Quel giorno tornò senza il loro figlio. “È in ospedale”, disse, “ti porto là”. E trovò il suo bambino già addormentato, coperto con un lenzuolo. Sotto c’era il suo visino violaceo e le mani morbide, fredde come il ghiaccio. Si spezzò una corda, cadde una montagna, si ruppe in mille pezzi il vetro di cui sono fatte le viscere di una mamma. E il buio calò dentro, per sempre.

“Ma lui lo amava come me”, si diceva come un mantra tutte le sere, da allora. E anche se il suo Principe fischiettava già dopo una settimana, lei sapeva che in fondo era dispiaciuto. Sicuramente. Era stato lui a volerlo, così tanto da ricordarle tutti i giorni, da quando erano insieme, che il suo utero doveva pur servire a qualcosa. Certo che lo amava, il bambino.

Per qualche mese tutto si era ridotto a niente. La casa cadeva a pezzi, il mondo cadeva a pezzi. Ogni cosa intorno a sé aveva perso il senso. Così decise che doveva uscire, camminare, respirare.

E l’aveva conosciuto.

In quei giorni il suo Principe non aveva ancora portato via le chiavi. Chiamava in continuazione per accertarsi che fosse in casa, ma Cenerentola aveva scoperto che per un paio di ore al giorno, sempre le stesse, il telefono non suonava mai. E decretò, in un accenno di audacia, che sarebbero state le sue ore di libertà.

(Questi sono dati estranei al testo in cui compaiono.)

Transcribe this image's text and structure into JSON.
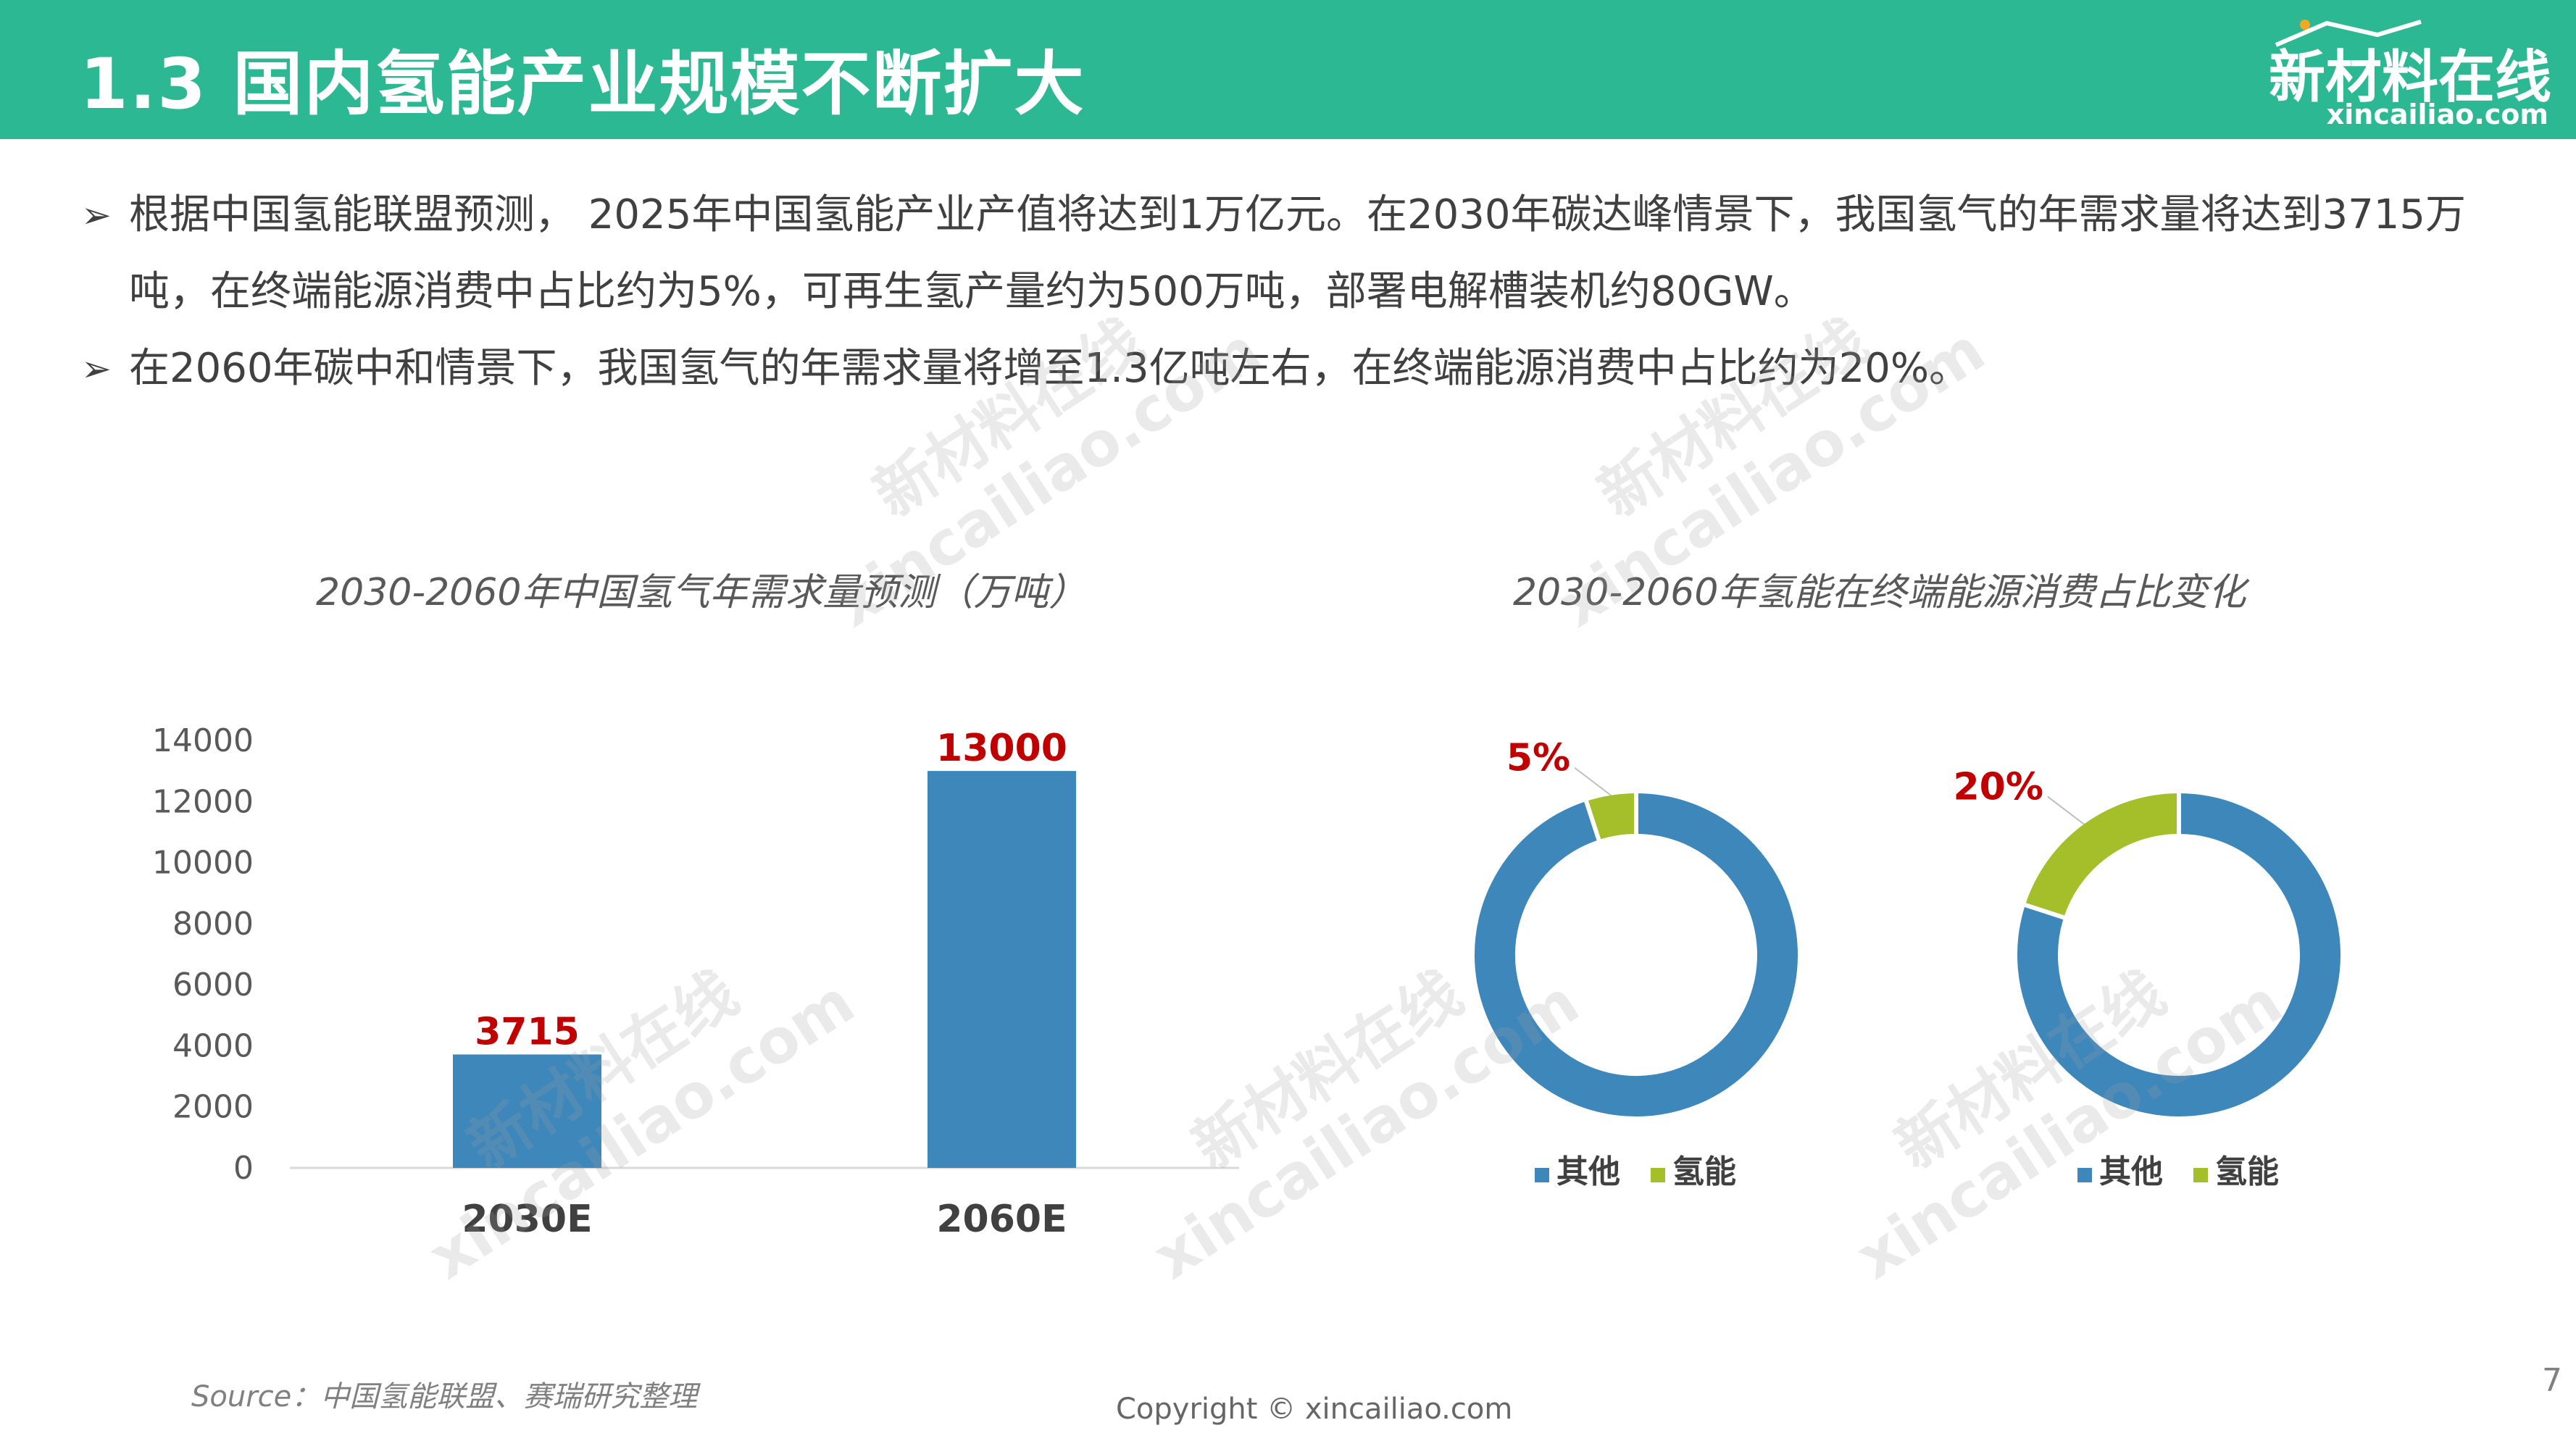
{
  "header": {
    "title": "1.3 国内氢能产业规模不断扩大",
    "logo_cn": "新材料在线",
    "logo_en": "xincailiao.com",
    "bg_color": "#2db894"
  },
  "bullets": [
    "根据中国氢能联盟预测， 2025年中国氢能产业产值将达到1万亿元。在2030年碳达峰情景下，我国氢气的年需求量将达到3715万吨，在终端能源消费中占比约为5%，可再生氢产量约为500万吨，部署电解槽装机约80GW。",
    "在2060年碳中和情景下，我国氢气的年需求量将增至1.3亿吨左右，在终端能源消费中占比约为20%。"
  ],
  "bullet_marker": "➢",
  "watermark": {
    "cn": "新材料在线",
    "en": "xincailiao.com"
  },
  "chart_data": [
    {
      "type": "bar",
      "title": "2030-2060年中国氢气年需求量预测（万吨）",
      "categories": [
        "2030E",
        "2060E"
      ],
      "values": [
        3715,
        13000
      ],
      "data_labels": [
        "3715",
        "13000"
      ],
      "ylim": [
        0,
        14000
      ],
      "yticks": [
        "0",
        "2000",
        "4000",
        "6000",
        "8000",
        "10000",
        "12000",
        "14000"
      ],
      "grid": false,
      "color": "#3d87bb"
    },
    {
      "type": "pie",
      "title": "2030-2060年氢能在终端能源消费占比变化",
      "donuts": [
        {
          "slices": [
            {
              "name": "其他",
              "value": 95,
              "color": "#3d87bb"
            },
            {
              "name": "氢能",
              "value": 5,
              "color": "#a5bf2a"
            }
          ],
          "label": "5%"
        },
        {
          "slices": [
            {
              "name": "其他",
              "value": 80,
              "color": "#3d87bb"
            },
            {
              "name": "氢能",
              "value": 20,
              "color": "#a5bf2a"
            }
          ],
          "label": "20%"
        }
      ],
      "legend": [
        "其他",
        "氢能"
      ],
      "legend_position": "bottom"
    }
  ],
  "footer": {
    "source": "Source：中国氢能联盟、赛瑞研究整理",
    "copyright": "Copyright © xincailiao.com",
    "page_number": "7"
  }
}
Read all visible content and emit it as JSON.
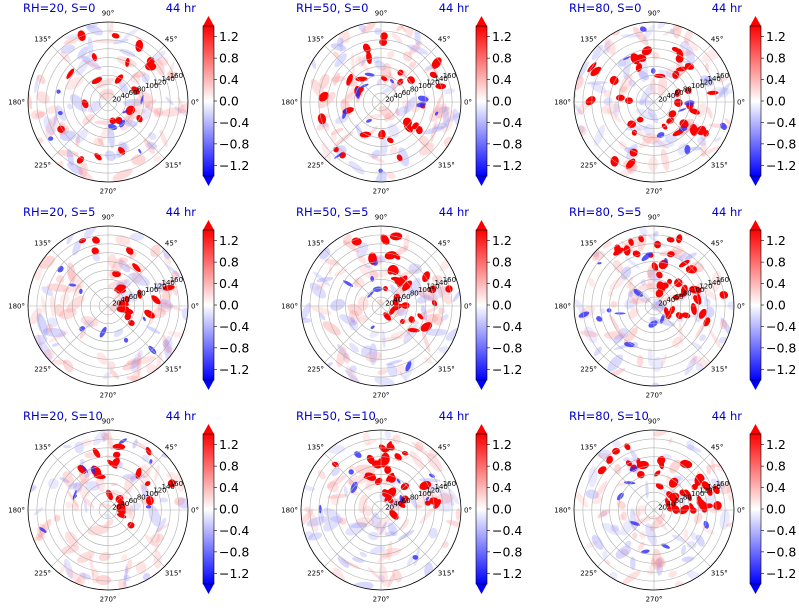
{
  "chart_data": {
    "type": "polar-contourf",
    "rows": 3,
    "cols": 3,
    "angular_ticks": [
      "0°",
      "45°",
      "90°",
      "135°",
      "180°",
      "225°",
      "270°",
      "315°"
    ],
    "radial_ticks": [
      20,
      40,
      60,
      80,
      100,
      120,
      140,
      160
    ],
    "rmax": 180,
    "colorbar": {
      "cmap": "bwr",
      "ticks": [
        "1.2",
        "0.8",
        "0.4",
        "0.0",
        "−0.4",
        "−0.8",
        "−1.2"
      ],
      "vmin": -1.4,
      "vmax": 1.4,
      "extend": "both"
    },
    "panels": [
      {
        "title": "RH=20, S=0",
        "time": "44 hr",
        "rh": 20,
        "shear": 0
      },
      {
        "title": "RH=50, S=0",
        "time": "44 hr",
        "rh": 50,
        "shear": 0
      },
      {
        "title": "RH=80, S=0",
        "time": "44 hr",
        "rh": 80,
        "shear": 0
      },
      {
        "title": "RH=20, S=5",
        "time": "44 hr",
        "rh": 20,
        "shear": 5
      },
      {
        "title": "RH=50, S=5",
        "time": "44 hr",
        "rh": 50,
        "shear": 5
      },
      {
        "title": "RH=80, S=5",
        "time": "44 hr",
        "rh": 80,
        "shear": 5
      },
      {
        "title": "RH=20, S=10",
        "time": "44 hr",
        "rh": 20,
        "shear": 10
      },
      {
        "title": "RH=50, S=10",
        "time": "44 hr",
        "rh": 50,
        "shear": 10
      },
      {
        "title": "RH=80, S=10",
        "time": "44 hr",
        "rh": 80,
        "shear": 10
      }
    ]
  }
}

Azzardò senza pensarci ad accettare un caffè. Non le era mai capitato di uscire da sola con un uomo che non fosse suo marito. E questo le diede improvvisamente un brivido di risolutezza, che riuscì a spazzare per un attimo il viso dolce e le mani morbide che tormentavano i suoi pensieri da tanto tempo.

Mentre bevevano il caffè, lo studiava nascosta dietro la tazzina. La postura delle mani e dei piedi quando si sedeva, il modo di togliere la sciarpa e sfilarsi il giubbotto. Il percorso delle gocce di pioggia che scivolavano giù dai capelli e scendevano lungo il collo. Il movimento della lingua sulle labbra dopo ogni sorso di caffe. Le sembrava di essere uscita dal proprio corpo e osservare la scena da lontano, da un altro tavolino, dall’esterno del locale, attraverso i vetri della porta.

Parlavano muovendo la bocca, ma dicendo tante altre cose con gli occhi. Lui sapeva tutto, sicuramente, ma lei non si sentiva imbarazzata. Era una sensazione strana e sensuale. Sentiva il profumo che arrivava dalla sua camicia e pensò assurdamente che non riusciva ad indovinare quale detersivo usasse, perché era da un po’ che non faceva nemmeno le lavatrici.

Sentì il filo carico di elettricità che accorciava le distanze, sopra le tazzine, parlando sempre più vicini. E, non si sa in quale momento, si trovò con delle labbra grandi e delicate che aprivano la sua bocca mentre assaporava il caffè da un’altra lingua. Fu un attimo. Un’implosione rumorosa dentro di sé. L’universo per un attimo concentrato sulle proprie labbra.

Un altro sorso di caffè e un sorriso. Forse il primo dopo settimane.

Poi il boato. Si aprì con forza la porta del bar. Stupida, stupida, era così vicino a casa quel bar…

Con incredibile compostezza e controllo il suo Principe la portò fuori dal locale. La mano talmente stretta sul braccio che i lividi sarebbero durati due settimane. Ma di quel momento lei avrebbe rammentato solo il calore sulle labbra e il sapore del caffè.

C’era una volta Cenerentola, che non ricordava più niente. Solo che le chiavi erano sparite, rubate da quella voce che non urla mai ma a cui non si può disubbidire.

Gli diceva tutti i pomeriggi che se ne pentiva amaramente. Ma poi si rifugiava tra le lenzuola sporche mentre il suo Principe andava chissà dove tutte le sere e non tornava più.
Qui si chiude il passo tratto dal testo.